Importing PDFs from Web Site

I have access to a web site that posts a small PDF digest each day. I’d love to be able to snag those PDFs each day so that they can be indexed and searchable in my DT database.

The site has a page for each month of the year and on each page the files have a unique, date-based name (i.e., “Digest - 6.22.22,pdf”).

Any thoughts on an approach to do this or am I looking at writing some kind of web-scraping script?

Thanks for your thoughts.

— Robert

1 Like

If it’s just a publicly accessible website (no logins) you could just write a small shell script that uses curl or wget to download the PDF

3 Likes

Yep, that makes sense @mdbraber. Thanks, I needed that nudge.

As the download manager of the Pro/Server editions can’t be scheduled, another option would be a scheduled smart rule or reminder and using a small AppleScript. Here’s a simple example for a reminder which could be assigned to a bookmark of the web page containing the downloads.
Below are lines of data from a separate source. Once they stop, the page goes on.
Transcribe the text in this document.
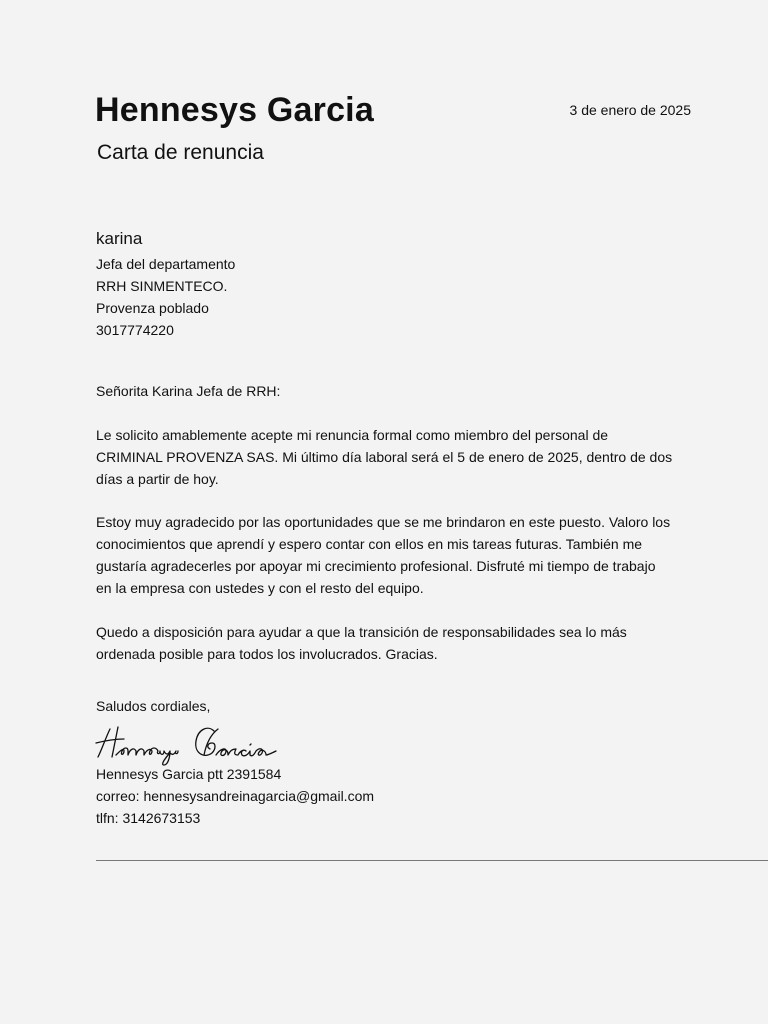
Hennesys Garcia
Carta de renuncia
3 de enero de 2025
karina
Jefa del departamento
RRH SINMENTECO.
Provenza poblado
3017774220
Señorita Karina Jefa de RRH:
Le solicito amablemente acepte mi renuncia formal como miembro del personal de
CRIMINAL PROVENZA SAS. Mi último día laboral será el 5 de enero de 2025, dentro de dos
días a partir de hoy.
Estoy muy agradecido por las oportunidades que se me brindaron en este puesto. Valoro los
conocimientos que aprendí y espero contar con ellos en mis tareas futuras. También me
gustaría agradecerles por apoyar mi crecimiento profesional. Disfruté mi tiempo de trabajo
en la empresa con ustedes y con el resto del equipo.
Quedo a disposición para ayudar a que la transición de responsabilidades sea lo más
ordenada posible para todos los involucrados. Gracias.
Saludos cordiales,
Hennesys Garcia ptt 2391584
correo: hennesysandreinagarcia@gmail.com
tlfn: 3142673153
property pLocation : "/Downloaded PDFs"

on performReminder(theBookmark)
	tell application id "DNtp"
		try
			set theDatabase to database of theBookmark
			with timeout of 30 seconds
				set theURL to URL of theBookmark
				set this_page to download markup from theURL
				set these_docs to get links of this_page base URL theURL type "PDF"
				
				repeat with this_doc in these_docs
					if not (exists record with URL this_doc) then
						if not (exists record at pLocation in theDatabase) then
							set this_group to create location pLocation in theDatabase
						else
							set this_group to get record at pLocation in theDatabase
						end if
						set this_record to create PDF document from this_doc in this_group
						set unread of this_record to true
					end if
				end repeat
			end timeout
		end try
	end tell
end performReminder
1 Like